23 de abr. de 2009

Tão longe, tão perto do marco zero

ELEIÇÕES 2008
Histórias de eleitores paulistanos separados por 51 quilômetros – do Largo São Francisco a Marsilac

Apenas 90 passos separam o zelador Francisco Guedes de Souza, de 64 anos, da urna onde vota, na Escola de Comércio Álvares Penteado, no Largo São Francisco, centro da capital – ali estão cadastrados 11.796 eleitores. Francisco mora no Palacete Chavantes, na Rua Benjamin Constant, a cerca de 100 metros do marco zero, na Praça da Sé.

Francisco, sua mulher Maria das Dores, de 57 anos, e os filhos André Luis, 31, e Fabiana, 27, são os eleitores que residem mais perto do coração geográfico da cidade. Para chegar às urnas, nem precisam atravessar a rua. Eles são os únicos moradores do prédio, um edifício comercial com escritórios de advocacia. Em toda a vizinhança, lotada de gente barulhenta durante o dia, restam apenas edifícios fantasmas à noite.

Corta a cena. A tomada seguinte é no extremo sul de São Paulo. Casas rareiam, mato sobra e apenas celulares de uma operadora funcionam. O bairro de Marsilac reúne 2,5 mil dos pouco mais de 8 mil habitantes do distrito de mesmo nome – o maior e o menos povoado dos distritos paulistanos. Quinze quilômetros adiante e o município já é a litorânea Itanhaém. Em dias de céu limpo, do alto do Parque Estadual da Serra do Mar, dá para avistar a orla marítima. Difícil é o céu estar limpo. Na região, a cerração é quase constante.

Nas duas seções da Escola Estadual Regina Miranda Brandt de Carvalho votam 709 eleitores. A 51 quilômetros da Praça da Sé, é o ponto de votação mais distante do marco zero. Ali estudam 830 alunos, do ensino fundamental ao médio. “Cerca de 90% deles dependem dos ônibus de transporte escolar”, diz o diretor, Luis Augusto Rabelo. São crianças que moram na zona rural. Como Rodrigo Vieira, de 17 anos, diretor de esportes do grêmio estudantil, que neste ano vota pela primeira vez.

Todos os dias, para chegar à escola, ele caminha um quilômetro a pé e toma o ônibus escolar – os primeiro cinco quilômetros são em terra batida e os outros três, em asfalto.

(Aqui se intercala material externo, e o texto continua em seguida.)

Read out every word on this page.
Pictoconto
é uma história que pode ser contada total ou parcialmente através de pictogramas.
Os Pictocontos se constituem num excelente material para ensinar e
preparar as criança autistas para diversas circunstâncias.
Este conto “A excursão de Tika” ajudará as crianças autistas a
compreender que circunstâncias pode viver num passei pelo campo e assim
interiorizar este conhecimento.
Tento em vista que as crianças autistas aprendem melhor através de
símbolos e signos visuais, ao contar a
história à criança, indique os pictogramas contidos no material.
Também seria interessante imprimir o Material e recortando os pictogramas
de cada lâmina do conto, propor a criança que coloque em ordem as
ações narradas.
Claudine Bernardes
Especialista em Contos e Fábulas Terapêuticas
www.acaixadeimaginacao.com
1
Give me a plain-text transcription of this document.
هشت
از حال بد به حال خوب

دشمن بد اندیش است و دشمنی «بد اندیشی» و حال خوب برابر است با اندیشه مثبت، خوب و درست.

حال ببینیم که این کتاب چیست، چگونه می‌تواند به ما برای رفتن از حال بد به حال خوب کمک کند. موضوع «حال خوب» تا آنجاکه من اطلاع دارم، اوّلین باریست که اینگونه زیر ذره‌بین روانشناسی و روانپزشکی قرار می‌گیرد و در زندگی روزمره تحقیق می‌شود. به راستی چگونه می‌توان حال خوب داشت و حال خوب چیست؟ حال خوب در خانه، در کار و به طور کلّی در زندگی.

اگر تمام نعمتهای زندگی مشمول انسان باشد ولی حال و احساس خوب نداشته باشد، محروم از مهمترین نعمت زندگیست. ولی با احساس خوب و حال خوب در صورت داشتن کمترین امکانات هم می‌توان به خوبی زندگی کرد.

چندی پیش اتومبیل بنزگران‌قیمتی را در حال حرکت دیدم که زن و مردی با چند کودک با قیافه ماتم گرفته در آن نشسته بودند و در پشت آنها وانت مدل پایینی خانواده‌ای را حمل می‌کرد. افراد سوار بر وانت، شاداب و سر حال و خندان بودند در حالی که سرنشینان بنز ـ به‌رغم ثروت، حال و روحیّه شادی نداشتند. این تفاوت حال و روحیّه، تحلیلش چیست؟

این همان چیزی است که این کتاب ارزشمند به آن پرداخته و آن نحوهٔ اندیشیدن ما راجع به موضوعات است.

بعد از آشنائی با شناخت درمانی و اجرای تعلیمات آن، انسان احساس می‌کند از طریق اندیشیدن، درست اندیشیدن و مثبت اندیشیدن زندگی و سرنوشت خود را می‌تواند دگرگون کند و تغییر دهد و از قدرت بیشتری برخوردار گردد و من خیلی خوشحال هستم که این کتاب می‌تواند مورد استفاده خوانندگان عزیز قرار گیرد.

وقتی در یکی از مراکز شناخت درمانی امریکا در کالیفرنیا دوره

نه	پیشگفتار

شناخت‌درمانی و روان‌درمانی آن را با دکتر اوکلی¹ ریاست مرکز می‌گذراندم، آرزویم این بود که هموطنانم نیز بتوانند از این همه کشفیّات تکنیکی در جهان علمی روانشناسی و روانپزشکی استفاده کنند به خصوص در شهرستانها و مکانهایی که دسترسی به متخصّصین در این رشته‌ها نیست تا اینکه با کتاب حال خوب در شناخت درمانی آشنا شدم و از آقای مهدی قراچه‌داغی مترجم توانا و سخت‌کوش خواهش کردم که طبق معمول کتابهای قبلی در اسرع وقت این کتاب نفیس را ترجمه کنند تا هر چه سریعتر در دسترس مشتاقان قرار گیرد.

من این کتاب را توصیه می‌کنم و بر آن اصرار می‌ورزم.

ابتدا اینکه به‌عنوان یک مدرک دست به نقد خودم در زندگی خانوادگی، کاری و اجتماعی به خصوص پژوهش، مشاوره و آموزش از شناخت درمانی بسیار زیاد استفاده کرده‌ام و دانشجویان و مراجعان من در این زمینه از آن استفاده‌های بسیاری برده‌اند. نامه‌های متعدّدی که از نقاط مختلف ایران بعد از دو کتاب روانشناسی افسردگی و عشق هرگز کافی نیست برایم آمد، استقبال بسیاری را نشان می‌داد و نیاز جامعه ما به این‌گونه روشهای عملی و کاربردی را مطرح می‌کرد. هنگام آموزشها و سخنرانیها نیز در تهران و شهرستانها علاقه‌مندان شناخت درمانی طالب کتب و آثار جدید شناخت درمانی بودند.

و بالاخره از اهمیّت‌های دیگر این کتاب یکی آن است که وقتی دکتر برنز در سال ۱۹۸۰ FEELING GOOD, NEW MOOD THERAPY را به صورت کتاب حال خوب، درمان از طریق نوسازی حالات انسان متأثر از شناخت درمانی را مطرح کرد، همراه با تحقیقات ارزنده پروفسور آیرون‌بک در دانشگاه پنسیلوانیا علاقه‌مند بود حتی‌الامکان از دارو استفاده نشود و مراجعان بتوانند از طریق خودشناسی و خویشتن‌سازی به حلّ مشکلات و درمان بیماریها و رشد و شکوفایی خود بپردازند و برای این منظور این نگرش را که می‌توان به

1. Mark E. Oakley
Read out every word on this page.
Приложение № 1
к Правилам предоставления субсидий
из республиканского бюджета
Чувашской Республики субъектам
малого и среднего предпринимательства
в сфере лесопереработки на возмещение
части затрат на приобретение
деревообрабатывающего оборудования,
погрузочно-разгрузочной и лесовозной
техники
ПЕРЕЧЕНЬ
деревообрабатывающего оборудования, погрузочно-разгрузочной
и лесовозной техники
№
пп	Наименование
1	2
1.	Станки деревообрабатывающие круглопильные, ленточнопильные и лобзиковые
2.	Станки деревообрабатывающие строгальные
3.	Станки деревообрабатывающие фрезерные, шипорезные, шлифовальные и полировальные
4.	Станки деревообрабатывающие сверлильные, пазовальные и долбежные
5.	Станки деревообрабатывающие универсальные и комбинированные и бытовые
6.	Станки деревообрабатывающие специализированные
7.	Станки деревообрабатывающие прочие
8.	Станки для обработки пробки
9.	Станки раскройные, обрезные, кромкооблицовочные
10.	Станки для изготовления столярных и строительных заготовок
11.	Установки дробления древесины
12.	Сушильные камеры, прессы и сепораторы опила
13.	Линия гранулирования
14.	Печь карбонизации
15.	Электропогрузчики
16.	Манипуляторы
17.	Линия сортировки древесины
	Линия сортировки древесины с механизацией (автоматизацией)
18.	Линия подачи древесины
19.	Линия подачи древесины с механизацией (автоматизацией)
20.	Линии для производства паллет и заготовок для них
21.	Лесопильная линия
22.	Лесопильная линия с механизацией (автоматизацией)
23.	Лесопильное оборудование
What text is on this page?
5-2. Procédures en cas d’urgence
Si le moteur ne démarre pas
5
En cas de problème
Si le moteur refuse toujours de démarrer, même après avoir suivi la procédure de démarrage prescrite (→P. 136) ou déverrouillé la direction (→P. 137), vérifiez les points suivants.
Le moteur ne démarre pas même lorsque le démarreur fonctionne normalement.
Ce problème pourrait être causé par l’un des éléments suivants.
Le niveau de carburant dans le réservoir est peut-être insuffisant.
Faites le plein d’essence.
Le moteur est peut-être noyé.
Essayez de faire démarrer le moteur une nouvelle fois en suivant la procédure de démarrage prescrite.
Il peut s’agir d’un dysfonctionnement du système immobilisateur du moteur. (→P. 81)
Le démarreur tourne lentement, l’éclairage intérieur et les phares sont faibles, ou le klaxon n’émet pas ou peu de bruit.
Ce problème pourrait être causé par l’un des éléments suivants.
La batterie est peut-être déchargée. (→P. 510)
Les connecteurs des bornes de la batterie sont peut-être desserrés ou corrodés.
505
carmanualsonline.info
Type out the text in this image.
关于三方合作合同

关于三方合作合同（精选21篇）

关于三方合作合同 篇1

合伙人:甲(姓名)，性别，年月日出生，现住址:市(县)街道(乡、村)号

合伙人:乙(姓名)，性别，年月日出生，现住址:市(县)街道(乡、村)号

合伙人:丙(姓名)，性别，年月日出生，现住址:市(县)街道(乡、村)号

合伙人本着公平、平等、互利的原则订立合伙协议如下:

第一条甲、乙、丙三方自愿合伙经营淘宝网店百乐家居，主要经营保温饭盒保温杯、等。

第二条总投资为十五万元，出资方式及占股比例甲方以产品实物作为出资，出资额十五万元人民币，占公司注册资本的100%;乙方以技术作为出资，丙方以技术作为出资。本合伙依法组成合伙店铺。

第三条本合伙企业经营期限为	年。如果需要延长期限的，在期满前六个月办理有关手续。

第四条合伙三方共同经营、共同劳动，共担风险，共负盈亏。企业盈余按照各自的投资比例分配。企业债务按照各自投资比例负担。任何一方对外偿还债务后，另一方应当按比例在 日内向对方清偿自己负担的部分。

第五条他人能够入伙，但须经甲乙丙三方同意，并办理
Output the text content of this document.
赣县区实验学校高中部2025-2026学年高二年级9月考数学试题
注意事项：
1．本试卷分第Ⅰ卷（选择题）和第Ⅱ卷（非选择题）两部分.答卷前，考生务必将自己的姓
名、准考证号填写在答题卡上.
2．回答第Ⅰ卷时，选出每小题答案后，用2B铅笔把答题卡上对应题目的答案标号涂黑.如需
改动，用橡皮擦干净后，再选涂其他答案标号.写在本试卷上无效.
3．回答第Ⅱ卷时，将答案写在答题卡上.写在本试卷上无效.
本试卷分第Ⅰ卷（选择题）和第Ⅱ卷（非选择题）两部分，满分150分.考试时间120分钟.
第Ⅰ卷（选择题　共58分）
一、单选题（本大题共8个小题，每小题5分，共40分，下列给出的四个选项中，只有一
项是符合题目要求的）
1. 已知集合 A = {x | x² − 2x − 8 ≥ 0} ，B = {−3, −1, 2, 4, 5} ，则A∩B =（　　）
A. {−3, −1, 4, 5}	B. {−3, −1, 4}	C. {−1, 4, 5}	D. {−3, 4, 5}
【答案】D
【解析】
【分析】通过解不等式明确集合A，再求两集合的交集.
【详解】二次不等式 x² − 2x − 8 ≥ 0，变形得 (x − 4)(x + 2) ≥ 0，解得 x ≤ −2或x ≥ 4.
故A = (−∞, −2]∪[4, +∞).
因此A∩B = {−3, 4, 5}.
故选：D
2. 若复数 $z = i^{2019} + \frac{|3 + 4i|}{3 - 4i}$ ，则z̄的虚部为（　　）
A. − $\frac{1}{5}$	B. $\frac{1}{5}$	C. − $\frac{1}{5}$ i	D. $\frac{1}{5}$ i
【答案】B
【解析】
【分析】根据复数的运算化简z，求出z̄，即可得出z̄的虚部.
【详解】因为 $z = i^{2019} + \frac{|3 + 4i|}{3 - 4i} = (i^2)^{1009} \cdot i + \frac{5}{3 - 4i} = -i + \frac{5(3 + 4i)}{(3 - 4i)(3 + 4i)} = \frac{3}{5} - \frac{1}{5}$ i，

Quando chove, não vai para a aula. “Com toró, nem tatu de chuteira anda nessa estrada”, explica o motorista do ônibus, José Francisco Ribeiro, o Jacaré. Aos fins de semana, se quer ir até o bairro para ver os amigos, Rodrigo precisa encarar 1h30 de caminhada. Ou pedalar por meia hora. É com sua bicicleta, aliás, que ele pretende votar hoje. Não, não há nenhum ônibus de linha que passa perto de sua casa. Por isso, quando alguém lhe pergunta o que gostaria de pedir ao prefeito eleito, a resposta é rápida: “Transporte”.

Lá no centro, Francisco tem outra preocupação: quer que a prefeitura “dê um jeito” nos moradores de rua que “infestam” a região. “Alguns são gente boa”, admite. “Mas a maioria não presta. Tem até bandido.” Piauiense de Amarante, ele não sabe de onde vem tantos sem-teto. À noite, sente-se obrigado a descer para aguardar a filha, formada em educação física, que chega tarde do trabalho. “Quando tem muito mendigo, fico esperando por ela na esquina.”

A mulher de Francisco trabalha como ascensorista no Chavantes. Conta que, desde de que se mudaram para o centro, há 19 anos, nunca houve tantos moradores de rua. Ela é de Garanhuns, terra do presidente Lula, mas se diz eleitora de Gilberto Kassab (DEM). Hoje, vai justificar o voto porque programou uma viagem para Minas.

Outro que vota num zás-trás é o segurança Afonso Perdomo de Castro, de 52 anos. Ele mora na Rua Tabatinguera e vai a pé para a seção eleitoral. Uma caminhada de 10 minutos. “Não ter de pegar ônibus nem enfrentar trânsito é um alívio”, festeja. Em Marsilac, só a minoria tem esse privilégio.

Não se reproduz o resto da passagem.